Despite the aphids that have infested Prince's Island this year, the first night of the Calgary Folk Festival was the sort of night where you lean back in your regulation height festival chair and contemplate life while soulful, heartfelt sounds waft from the mainstage. After a while you become used to the sap dropping on you from the trees, and since everybody else is also scratching their heads to dispel the aphids, it feels rather like communal grooming.
For me, though, in my third year volunteering in the Record Tent (this year a combined record and merchandise tent), the day got off to a decidedly more active start. Working setup allowed me to log a few of my volunteer hours before the music even thought about starting, but it also meant a fair bit of sweat equity invested in lugging boxes of cds around. I will never be able to forgive Loreena McKennitt for sending 57,000,000 boxes of cds and dvds, which I had to find space for underneath the tables at the back. So, if you are looking for Loreena McKennitt merch, we've probably got it.
Actually there are some really great artist t-shirts available in the record tent this year as well, and I noticed that many of them are now available in considerably larger sizes than used to be offered in past years. Evidently not just skinny little indie kids listen to music anymore.
I should have guessed that the folk fest was off to a more leisurely start this year, when on my way onto the island at just before noon, I stopped to ask the first person in line for the 4:30 running of the tarps what time she had started lining up. Not till 5:00 that same morning, apparently. Generally people will line up overnight, but then again, the weekend is still young.
After my shift, I did a reconnaissance of the cds and tees on offer and then darted over the media tent, where I was studiously ignored for what seemed like a very long time.

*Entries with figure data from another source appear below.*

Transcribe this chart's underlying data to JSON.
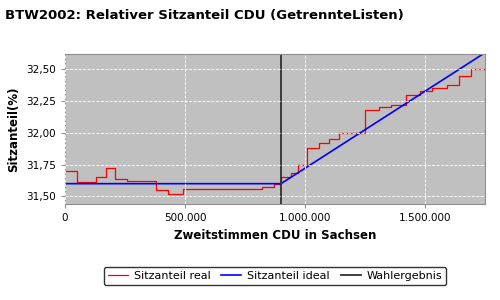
{
  "title": "BTW2002: Relativer Sitzanteil CDU (GetrennteListen)",
  "xlabel": "Zweitstimmen CDU in Sachsen",
  "ylabel": "Sitzanteil(%)",
  "plot_bg_color": "#c0c0c0",
  "fig_bg_color": "#ffffff",
  "xmin": 0,
  "xmax": 1750000,
  "ymin": 31.44,
  "ymax": 32.62,
  "wahlergebnis_x": 900000,
  "legend_labels": [
    "Sitzanteil real",
    "Sitzanteil ideal",
    "Wahlergebnis"
  ],
  "legend_colors": [
    "red",
    "blue",
    "#303030"
  ],
  "yticks": [
    31.5,
    31.75,
    32.0,
    32.25,
    32.5
  ],
  "xticks": [
    0,
    500000,
    1000000,
    1500000
  ],
  "xtick_labels": [
    "0",
    "500.000",
    "1.000.000",
    "1.500.000"
  ],
  "red_steps_x": [
    0,
    50000,
    50000,
    130000,
    130000,
    170000,
    170000,
    210000,
    210000,
    260000,
    260000,
    310000,
    310000,
    380000,
    380000,
    430000,
    430000,
    490000,
    490000,
    560000,
    560000,
    620000,
    620000,
    730000,
    730000,
    820000,
    820000,
    870000,
    870000,
    900000,
    900000,
    940000,
    940000,
    970000,
    970000,
    1010000,
    1010000,
    1060000,
    1060000,
    1100000,
    1100000,
    1140000,
    1140000,
    1190000,
    1190000,
    1250000,
    1250000,
    1310000,
    1310000,
    1360000,
    1360000,
    1420000,
    1420000,
    1480000,
    1480000,
    1530000,
    1530000,
    1590000,
    1590000,
    1640000,
    1640000,
    1690000,
    1690000,
    1750000
  ],
  "red_steps_y": [
    31.7,
    31.7,
    31.61,
    31.61,
    31.65,
    31.65,
    31.72,
    31.72,
    31.64,
    31.64,
    31.62,
    31.62,
    31.62,
    31.62,
    31.55,
    31.55,
    31.52,
    31.52,
    31.56,
    31.56,
    31.56,
    31.56,
    31.56,
    31.56,
    31.56,
    31.56,
    31.57,
    31.57,
    31.6,
    31.6,
    31.65,
    31.65,
    31.68,
    31.68,
    31.75,
    31.75,
    31.88,
    31.88,
    31.92,
    31.92,
    31.95,
    31.95,
    32.0,
    32.0,
    32.0,
    32.0,
    32.18,
    32.18,
    32.2,
    32.2,
    32.22,
    32.22,
    32.3,
    32.3,
    32.33,
    32.33,
    32.35,
    32.35,
    32.38,
    32.38,
    32.45,
    32.45,
    32.5,
    32.5
  ],
  "blue_x": [
    0,
    50000,
    900000,
    1750000
  ],
  "blue_y": [
    31.6,
    31.6,
    31.6,
    32.63
  ]
}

I finally realised that they must have taken me for a simpleton who just liked to stand there with my mouth open looking at the pretty people or something, so I interrupted one person's rapt attention to a piece of paper to ask how I sign up for interview sessions. Pretty straight forward really, and on Saturday I expect to be talking to BC musicians Ferron, Carolyn Mark, and the Sojourners for my coverage of Calgary festivals for, you guessed it, BC Musician Magazine.

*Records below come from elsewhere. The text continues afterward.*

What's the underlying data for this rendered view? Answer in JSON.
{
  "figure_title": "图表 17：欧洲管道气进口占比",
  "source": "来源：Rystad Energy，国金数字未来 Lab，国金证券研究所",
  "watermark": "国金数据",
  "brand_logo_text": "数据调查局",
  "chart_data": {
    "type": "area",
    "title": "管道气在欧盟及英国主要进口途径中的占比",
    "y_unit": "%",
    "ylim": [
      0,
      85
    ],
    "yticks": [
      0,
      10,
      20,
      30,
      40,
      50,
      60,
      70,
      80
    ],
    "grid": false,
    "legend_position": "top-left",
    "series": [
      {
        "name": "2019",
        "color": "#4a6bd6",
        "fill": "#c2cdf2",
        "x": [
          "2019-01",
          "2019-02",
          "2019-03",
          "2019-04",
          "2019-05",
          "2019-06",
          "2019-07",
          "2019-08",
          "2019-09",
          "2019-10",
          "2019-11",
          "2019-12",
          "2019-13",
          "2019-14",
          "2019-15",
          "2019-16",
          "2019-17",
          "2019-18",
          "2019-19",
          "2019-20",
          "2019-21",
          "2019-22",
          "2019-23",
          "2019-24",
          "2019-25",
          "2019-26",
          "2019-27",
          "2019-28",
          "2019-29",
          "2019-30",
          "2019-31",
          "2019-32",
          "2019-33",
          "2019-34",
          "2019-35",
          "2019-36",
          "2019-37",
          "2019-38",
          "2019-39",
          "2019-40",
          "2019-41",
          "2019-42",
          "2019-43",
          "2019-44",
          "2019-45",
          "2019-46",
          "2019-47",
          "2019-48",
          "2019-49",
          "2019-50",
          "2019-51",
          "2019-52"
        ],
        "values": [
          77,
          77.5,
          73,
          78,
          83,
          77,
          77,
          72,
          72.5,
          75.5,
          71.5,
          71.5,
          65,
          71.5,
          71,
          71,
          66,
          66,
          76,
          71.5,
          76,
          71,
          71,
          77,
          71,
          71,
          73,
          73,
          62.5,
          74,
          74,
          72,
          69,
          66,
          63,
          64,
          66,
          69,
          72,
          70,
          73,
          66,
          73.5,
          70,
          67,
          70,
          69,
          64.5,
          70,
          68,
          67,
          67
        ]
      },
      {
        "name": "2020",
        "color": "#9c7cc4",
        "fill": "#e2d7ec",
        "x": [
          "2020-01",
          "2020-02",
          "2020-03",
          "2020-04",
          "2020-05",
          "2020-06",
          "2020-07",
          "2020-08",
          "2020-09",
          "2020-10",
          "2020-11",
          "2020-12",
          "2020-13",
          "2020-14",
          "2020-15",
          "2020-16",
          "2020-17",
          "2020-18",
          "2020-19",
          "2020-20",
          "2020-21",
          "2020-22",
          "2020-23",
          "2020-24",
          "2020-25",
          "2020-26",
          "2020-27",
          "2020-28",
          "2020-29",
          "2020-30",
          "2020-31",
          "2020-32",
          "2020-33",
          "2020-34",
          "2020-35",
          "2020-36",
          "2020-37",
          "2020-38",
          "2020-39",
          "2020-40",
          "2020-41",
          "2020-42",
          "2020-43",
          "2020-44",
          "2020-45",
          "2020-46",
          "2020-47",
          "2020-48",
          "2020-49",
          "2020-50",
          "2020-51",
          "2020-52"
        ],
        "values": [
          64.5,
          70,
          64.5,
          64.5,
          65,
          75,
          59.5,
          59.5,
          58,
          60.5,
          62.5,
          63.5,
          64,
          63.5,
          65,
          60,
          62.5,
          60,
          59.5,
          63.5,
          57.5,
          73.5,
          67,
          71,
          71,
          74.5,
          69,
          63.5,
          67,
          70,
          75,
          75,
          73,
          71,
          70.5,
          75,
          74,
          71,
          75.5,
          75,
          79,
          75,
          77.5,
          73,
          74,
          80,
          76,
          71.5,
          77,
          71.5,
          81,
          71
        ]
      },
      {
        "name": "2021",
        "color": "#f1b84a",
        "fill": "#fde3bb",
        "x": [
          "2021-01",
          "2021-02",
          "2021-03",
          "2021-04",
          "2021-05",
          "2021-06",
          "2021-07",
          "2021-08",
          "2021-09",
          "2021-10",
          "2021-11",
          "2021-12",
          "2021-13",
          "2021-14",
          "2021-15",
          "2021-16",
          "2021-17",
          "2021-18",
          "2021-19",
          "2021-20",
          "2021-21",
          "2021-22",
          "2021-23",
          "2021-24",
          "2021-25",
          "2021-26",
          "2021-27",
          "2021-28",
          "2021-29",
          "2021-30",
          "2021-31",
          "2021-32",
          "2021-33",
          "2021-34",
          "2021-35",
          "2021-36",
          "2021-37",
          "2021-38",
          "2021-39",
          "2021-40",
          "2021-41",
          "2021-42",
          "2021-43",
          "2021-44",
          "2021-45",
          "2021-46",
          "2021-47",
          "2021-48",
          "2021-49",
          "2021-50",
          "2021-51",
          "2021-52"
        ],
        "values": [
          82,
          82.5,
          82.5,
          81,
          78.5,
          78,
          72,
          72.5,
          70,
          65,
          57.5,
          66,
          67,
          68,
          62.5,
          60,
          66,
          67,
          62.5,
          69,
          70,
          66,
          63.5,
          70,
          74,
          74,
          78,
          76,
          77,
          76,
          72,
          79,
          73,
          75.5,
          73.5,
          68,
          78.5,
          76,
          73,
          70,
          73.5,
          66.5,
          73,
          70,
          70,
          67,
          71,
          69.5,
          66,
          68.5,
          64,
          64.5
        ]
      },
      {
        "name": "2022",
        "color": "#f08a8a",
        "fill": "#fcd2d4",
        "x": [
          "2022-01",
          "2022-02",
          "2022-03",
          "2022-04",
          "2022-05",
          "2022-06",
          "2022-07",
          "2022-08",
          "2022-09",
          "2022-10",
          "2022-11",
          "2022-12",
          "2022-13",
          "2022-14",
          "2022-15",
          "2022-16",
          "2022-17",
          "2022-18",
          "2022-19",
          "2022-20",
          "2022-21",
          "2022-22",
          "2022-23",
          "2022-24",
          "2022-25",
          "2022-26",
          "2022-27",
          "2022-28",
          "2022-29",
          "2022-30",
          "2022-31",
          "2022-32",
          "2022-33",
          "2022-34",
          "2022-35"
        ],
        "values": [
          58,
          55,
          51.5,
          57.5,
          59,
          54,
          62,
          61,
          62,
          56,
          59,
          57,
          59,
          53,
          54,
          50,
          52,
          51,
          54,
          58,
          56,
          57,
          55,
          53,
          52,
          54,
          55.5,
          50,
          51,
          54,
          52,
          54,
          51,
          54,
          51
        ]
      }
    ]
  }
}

I wolfed down a quick supper in the newly located hospitality tent, now beautifully situated among the trees along the river. Evidently those hospitality people are determined to ensure that I stay healthy this weekend, as I sat down to a plate piled higher with raw veggies than I thought would have thought possible without the benefit of earth moving equipment. I chose the tofu with broccoli option over the chicken, as I figured I didn't have quite enough veggies on my plate yet. Gotta counteract that gelato that you know you are going to have, right?

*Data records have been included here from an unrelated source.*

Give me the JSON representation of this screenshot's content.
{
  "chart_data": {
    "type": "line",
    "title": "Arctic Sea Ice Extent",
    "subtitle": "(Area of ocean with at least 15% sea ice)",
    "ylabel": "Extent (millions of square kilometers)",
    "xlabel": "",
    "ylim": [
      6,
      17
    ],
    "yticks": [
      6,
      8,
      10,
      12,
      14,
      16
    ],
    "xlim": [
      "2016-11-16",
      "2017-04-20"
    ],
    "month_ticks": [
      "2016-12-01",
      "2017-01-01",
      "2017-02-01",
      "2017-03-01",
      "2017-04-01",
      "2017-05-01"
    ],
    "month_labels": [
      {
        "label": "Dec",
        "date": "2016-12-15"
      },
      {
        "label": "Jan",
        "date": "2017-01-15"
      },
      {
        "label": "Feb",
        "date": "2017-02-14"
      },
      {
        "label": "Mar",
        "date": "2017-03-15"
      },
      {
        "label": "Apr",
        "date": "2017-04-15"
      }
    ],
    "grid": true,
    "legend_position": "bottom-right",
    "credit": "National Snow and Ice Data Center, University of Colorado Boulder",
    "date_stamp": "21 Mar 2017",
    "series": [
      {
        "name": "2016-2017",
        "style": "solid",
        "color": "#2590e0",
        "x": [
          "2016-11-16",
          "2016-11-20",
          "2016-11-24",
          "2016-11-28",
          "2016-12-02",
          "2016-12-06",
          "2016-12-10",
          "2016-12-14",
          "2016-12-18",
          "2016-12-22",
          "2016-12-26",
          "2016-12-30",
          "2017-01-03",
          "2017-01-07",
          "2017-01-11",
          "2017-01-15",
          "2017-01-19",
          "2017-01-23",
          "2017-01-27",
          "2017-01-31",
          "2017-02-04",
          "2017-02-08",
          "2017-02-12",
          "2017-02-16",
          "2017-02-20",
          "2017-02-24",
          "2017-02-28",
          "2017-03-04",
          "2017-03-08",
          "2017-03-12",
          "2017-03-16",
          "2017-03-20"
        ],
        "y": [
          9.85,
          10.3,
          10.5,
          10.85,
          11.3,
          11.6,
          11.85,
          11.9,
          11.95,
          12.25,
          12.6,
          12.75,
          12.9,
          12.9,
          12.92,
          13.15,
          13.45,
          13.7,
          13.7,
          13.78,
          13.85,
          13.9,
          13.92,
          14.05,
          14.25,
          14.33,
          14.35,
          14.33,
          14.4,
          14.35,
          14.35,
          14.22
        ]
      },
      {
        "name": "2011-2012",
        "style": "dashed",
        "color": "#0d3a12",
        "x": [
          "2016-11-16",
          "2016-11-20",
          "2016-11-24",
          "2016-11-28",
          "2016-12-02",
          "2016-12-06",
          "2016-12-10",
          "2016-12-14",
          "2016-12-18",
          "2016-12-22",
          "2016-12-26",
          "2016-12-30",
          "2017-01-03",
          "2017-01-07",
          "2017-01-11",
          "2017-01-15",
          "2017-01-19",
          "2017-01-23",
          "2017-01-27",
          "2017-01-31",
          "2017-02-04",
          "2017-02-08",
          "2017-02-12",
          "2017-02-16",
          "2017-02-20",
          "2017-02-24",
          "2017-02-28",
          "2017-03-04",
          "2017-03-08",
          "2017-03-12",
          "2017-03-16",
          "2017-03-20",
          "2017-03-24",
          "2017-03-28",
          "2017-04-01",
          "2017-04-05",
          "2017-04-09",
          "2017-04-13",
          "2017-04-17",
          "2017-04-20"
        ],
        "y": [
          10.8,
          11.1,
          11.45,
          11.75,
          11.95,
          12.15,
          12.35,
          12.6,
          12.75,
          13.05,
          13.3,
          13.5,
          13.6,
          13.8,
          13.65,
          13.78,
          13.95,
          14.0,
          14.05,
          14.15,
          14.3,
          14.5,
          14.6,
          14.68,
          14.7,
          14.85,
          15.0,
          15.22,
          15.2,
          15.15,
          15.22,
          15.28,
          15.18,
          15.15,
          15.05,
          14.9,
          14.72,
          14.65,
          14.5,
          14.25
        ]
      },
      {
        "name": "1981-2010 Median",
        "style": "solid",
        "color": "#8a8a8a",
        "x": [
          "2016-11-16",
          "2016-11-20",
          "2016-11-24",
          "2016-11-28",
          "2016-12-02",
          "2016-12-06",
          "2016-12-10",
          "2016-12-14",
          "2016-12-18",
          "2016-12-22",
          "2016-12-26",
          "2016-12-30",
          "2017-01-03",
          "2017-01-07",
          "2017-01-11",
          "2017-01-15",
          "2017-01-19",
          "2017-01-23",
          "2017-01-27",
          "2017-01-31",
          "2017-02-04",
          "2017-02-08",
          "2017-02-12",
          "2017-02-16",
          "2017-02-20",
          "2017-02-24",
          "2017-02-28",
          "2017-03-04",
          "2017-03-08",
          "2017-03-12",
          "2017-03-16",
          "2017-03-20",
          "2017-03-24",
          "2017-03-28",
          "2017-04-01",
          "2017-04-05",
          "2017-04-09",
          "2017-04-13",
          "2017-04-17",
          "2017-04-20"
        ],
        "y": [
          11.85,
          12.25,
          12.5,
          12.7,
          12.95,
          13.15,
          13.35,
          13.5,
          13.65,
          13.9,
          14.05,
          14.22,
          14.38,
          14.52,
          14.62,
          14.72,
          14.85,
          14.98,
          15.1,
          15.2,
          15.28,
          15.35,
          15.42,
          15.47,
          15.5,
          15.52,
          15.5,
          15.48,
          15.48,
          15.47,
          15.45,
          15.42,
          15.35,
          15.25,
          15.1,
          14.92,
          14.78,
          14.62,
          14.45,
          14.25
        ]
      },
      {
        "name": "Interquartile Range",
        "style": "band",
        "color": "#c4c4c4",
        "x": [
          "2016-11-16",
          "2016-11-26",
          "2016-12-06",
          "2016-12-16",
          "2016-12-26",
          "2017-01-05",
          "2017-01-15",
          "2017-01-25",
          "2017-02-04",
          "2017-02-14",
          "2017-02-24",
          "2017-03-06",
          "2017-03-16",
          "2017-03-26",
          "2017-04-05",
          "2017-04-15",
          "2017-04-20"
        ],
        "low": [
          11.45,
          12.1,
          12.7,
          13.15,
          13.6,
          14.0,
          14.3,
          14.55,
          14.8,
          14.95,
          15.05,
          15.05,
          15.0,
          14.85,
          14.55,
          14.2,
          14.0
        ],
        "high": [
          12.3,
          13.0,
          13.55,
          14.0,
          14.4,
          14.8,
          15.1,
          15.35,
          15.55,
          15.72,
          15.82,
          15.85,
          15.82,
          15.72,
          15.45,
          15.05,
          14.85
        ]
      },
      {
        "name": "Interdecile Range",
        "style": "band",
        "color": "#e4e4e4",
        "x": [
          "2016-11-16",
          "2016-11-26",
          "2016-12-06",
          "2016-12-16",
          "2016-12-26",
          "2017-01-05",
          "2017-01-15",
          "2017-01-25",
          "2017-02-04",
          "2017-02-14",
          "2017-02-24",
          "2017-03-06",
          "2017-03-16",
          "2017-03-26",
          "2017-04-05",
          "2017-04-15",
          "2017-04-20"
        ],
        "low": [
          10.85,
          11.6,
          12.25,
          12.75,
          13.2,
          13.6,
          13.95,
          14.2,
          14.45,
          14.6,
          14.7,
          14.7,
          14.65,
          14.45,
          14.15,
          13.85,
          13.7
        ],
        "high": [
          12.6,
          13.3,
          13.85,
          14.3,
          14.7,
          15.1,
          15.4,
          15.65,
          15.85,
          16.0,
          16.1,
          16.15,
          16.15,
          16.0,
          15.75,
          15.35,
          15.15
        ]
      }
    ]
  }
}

Carolyn Mark emceed the night and she was resplendent in that red dress she wore on the cover of BC Musician Magazine a few months ago, the one where she is kissing Geoff Berner. She was typically sassy and irreverent and Chad VanGaalen goosed her when he came onstage to play his mini set.
Justin Rutledge came on after the opening set by Los Misioneros del Norte, just after we ran into Ruh who was enthusiastically telling us that his album Man Descending was her second favourite from last year, right after Elliott Brood's Mountain Meadows. Now that's a pretty solid endorsement, so I gave Mr. Rutledge my undivided attention, and he did not disappoint. Beautiful heartfelt songs with melodies that pull you in and stories that keep you there.
I then dashed off for a previously arranged meeting with a couple of fellow music lovers from BLIP, Jeff and Susan. Since I could not notch this up on my blogger meetup belt, I have unilaterally declared the existence of a BLIP meetup belt as well. They were absolutely adorable and I'm so glad we had the chance to meet and talk about how our lives would have been so much better if we had the internet when we were growing up and how kids today don't even know how lucky they are.
We talked during most of Umalali, but they sounded pretty great as our background music - infectious rhythms, and one of the singers had the cutest nun glasses.
Chad VanGaalen then played an odd little mini set, after which he just disappeared from the stage without even saying goodbye. I think he was trying to plug something in, as we could see him messing about with something and then the jumbotrons went black. When they came back up, he was gone. You know he'll more than make up for it at the Twilight Stage concert the next night; besides even when he is faily, he is great.
Scheduled headliner Michael Franti came down with a nasty case of ruptured appendix and was obviously unable to perform, so the Woodchoppers Association stepped in to play the next set - a hard to pigeonhole melange of collaborative rhythms and improvisational jazz, leaving Iron and Wine to move into the headline spot.
The singer/songwriter from Texas again mellowed the feel of the festival back down to a gentle buzz, as he charmed the already appreciative crowd with his intimate songs, songs that sounded strangely familiar although I am sure I had only heard a few of them before. He seemed to enjoy himself, gently chiding the audience for being so laid back, while complementing them on being so polite. Oh, perhaps it was one of those backhanded compliments you hear so much about these days.
Regardless of his motives, Samuel Beam (aka Iron and Wine) established a gentle connection with the folks on the island, and left us to drift out of the park in a contemplative mood, fulfilled by the evening's offerings, hungry for what the next day would bring.